Antarktika’nın derinliklerinden gelen gizemli bir sinyal, bilim camiasında büyük bir merak ve kafa karışıklığına yol açmakta.
NASA’nın ANITA (Antarctic Impulsive Transient Antenna) projesi kapsamında kullanılan balon tabanlı gözlem sistemleri, genellikle yukarıdan gelmesi beklenen nötrino parçacıkları yerine, yer altından yükselerek buz tabakasını ve Dünya’nın iç katmanlarını delip geçen radyo dalgalarını tespit etti.
Bu olay, mevcut fizik kuramlarına göre imkansız görünüyor ve ya cihazdaki bir sorunla ya da ölçüm hatasıyla açıklanması bekleniyor. Ancak pek çok bilim insanı bu varsayımdan tatmin olmuş değil.
“DAHA BÜYÜK BİR GERÇEĞİN İŞARETİ OLABİLİR”
Salomé, bu sinyallerin çok daha büyük bir gerçeğin işareti olabileceğini savunuyor. Ona göre, bu durum, gerçekliğin düşündüğümüz kadar tekil olmayabileceğinin ilk ipucu ve hatta paralel evrenlerin varlığına dair bir kanıt sunuyor olabilir.
AYNI SİNYALLER YENİDEN KAYDEDİLMELİ
Aralık 2025’te gökyüzüne gönderilmesi planlanan PUEO adlı yeni balon, ANITA’dan beş kat daha hassas bir ölçüm yapacak. Eğer bu yeni cihaz aynı sinyalleri kaydederse, bu durumun bir ölçüm hatası değil, mevcut fizik kurallarında açıklanamayan bir “çatlak” olduğunu ortaya koyabileceği düşünülüyor.

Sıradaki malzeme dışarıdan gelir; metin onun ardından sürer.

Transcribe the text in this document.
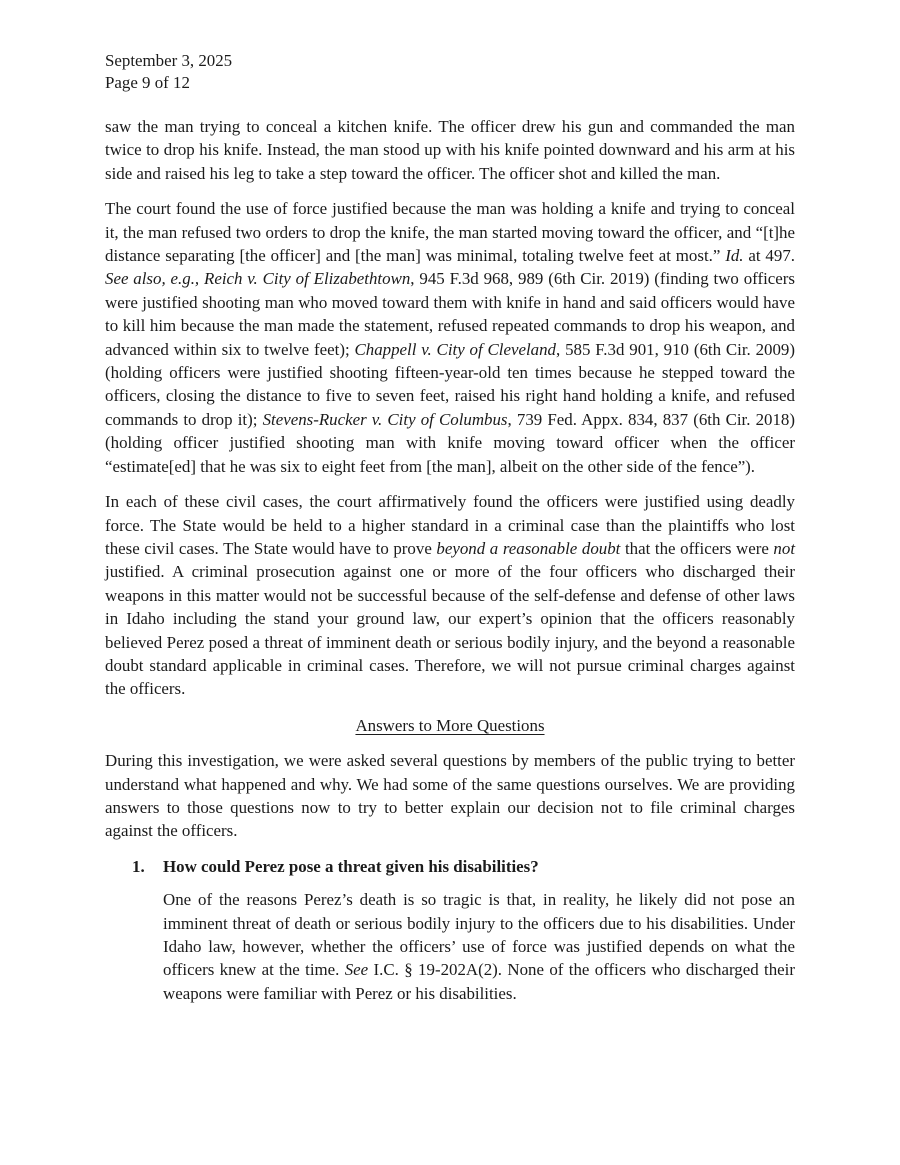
September 3, 2025
Page 9 of 12

saw the man trying to conceal a kitchen knife. The officer drew his gun and commanded the man twice to drop his knife. Instead, the man stood up with his knife pointed downward and his arm at his side and raised his leg to take a step toward the officer. The officer shot and killed the man.

The court found the use of force justified because the man was holding a knife and trying to conceal it, the man refused two orders to drop the knife, the man started moving toward the officer, and “[t]he distance separating [the officer] and [the man] was minimal, totaling twelve feet at most.” Id. at 497. See also, e.g., Reich v. City of Elizabethtown, 945 F.3d 968, 989 (6th Cir. 2019) (finding two officers were justified shooting man who moved toward them with knife in hand and said officers would have to kill him because the man made the statement, refused repeated commands to drop his weapon, and advanced within six to twelve feet); Chappell v. City of Cleveland, 585 F.3d 901, 910 (6th Cir. 2009) (holding officers were justified shooting fifteen-year-old ten times because he stepped toward the officers, closing the distance to five to seven feet, raised his right hand holding a knife, and refused commands to drop it); Stevens-Rucker v. City of Columbus, 739 Fed. Appx. 834, 837 (6th Cir. 2018) (holding officer justified shooting man with knife moving toward officer when the officer “estimate[ed] that he was six to eight feet from [the man], albeit on the other side of the fence”).

In each of these civil cases, the court affirmatively found the officers were justified using deadly force. The State would be held to a higher standard in a criminal case than the plaintiffs who lost these civil cases. The State would have to prove beyond a reasonable doubt that the officers were not justified. A criminal prosecution against one or more of the four officers who discharged their weapons in this matter would not be successful because of the self-defense and defense of other laws in Idaho including the stand your ground law, our expert’s opinion that the officers reasonably believed Perez posed a threat of imminent death or serious bodily injury, and the beyond a reasonable doubt standard applicable in criminal cases. Therefore, we will not pursue criminal charges against the officers.

Answers to More Questions

During this investigation, we were asked several questions by members of the public trying to better understand what happened and why. We had some of the same questions ourselves. We are providing answers to those questions now to try to better explain our decision not to file criminal charges against the officers.

1.	How could Perez pose a threat given his disabilities?

One of the reasons Perez’s death is so tragic is that, in reality, he likely did not pose an imminent threat of death or serious bodily injury to the officers due to his disabilities. Under Idaho law, however, whether the officers’ use of force was justified depends on what the officers knew at the time. See I.C. § 19-202A(2). None of the officers who discharged their weapons were familiar with Perez or his disabilities.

Salomé, “Eğer bu tespit edilirse, bilim dünyasında yeni bir fiziğin başlangıcından söz edeceğiz” diyerek bu keşfin 2030’a kadar Nobel ödülü ile ödüllendirilmesinin kaçınılmaz olduğunu ileri sürdü.
Bilim insanlarının elinde bulunan veriler son derece çarpıcı. Radyo dalgaları, normal şartlar altında nötrino kaynaklı olamayacak kadar dik açılardan, buz yüzeyinin 30 derece altından geliyor. Ayrıca bu dalgaların binlerce kilometrelik kaya ve buz katmanını aşarak balonlara ulaşması da mümkün görünmüyor. Araştırmacılar, bu sinyallerin ya henüz keşfedilmemiş parçacıklardan ya da karanlık maddeyle ilişkili bilinmeyen etkileşimlerden kaynaklandığını düşünüyor.
“UZAYLI TEKNOLOJİ İZİYSE BU BİR DEVRİM OLUR”
Daha cesur bir teori, bu sinyallerin doğal kökenli olmadığını ve insan yapımı olmayan bir teknolojiye işaret edebileceğini öne sürüyor. Salomé, bu ihtimali de vurgulayarak, “Eğer bu uzaylılara ait bir teknoloji iziyse, insanlık tarihinin en büyük keşfine ulaşıyoruz. Bu durum, evrenle ilgili değil, kimlerin bizimle birlikte yaşadığına dair bir devrim niteliğinde olacaktır” şeklinde görüş belirtiyor.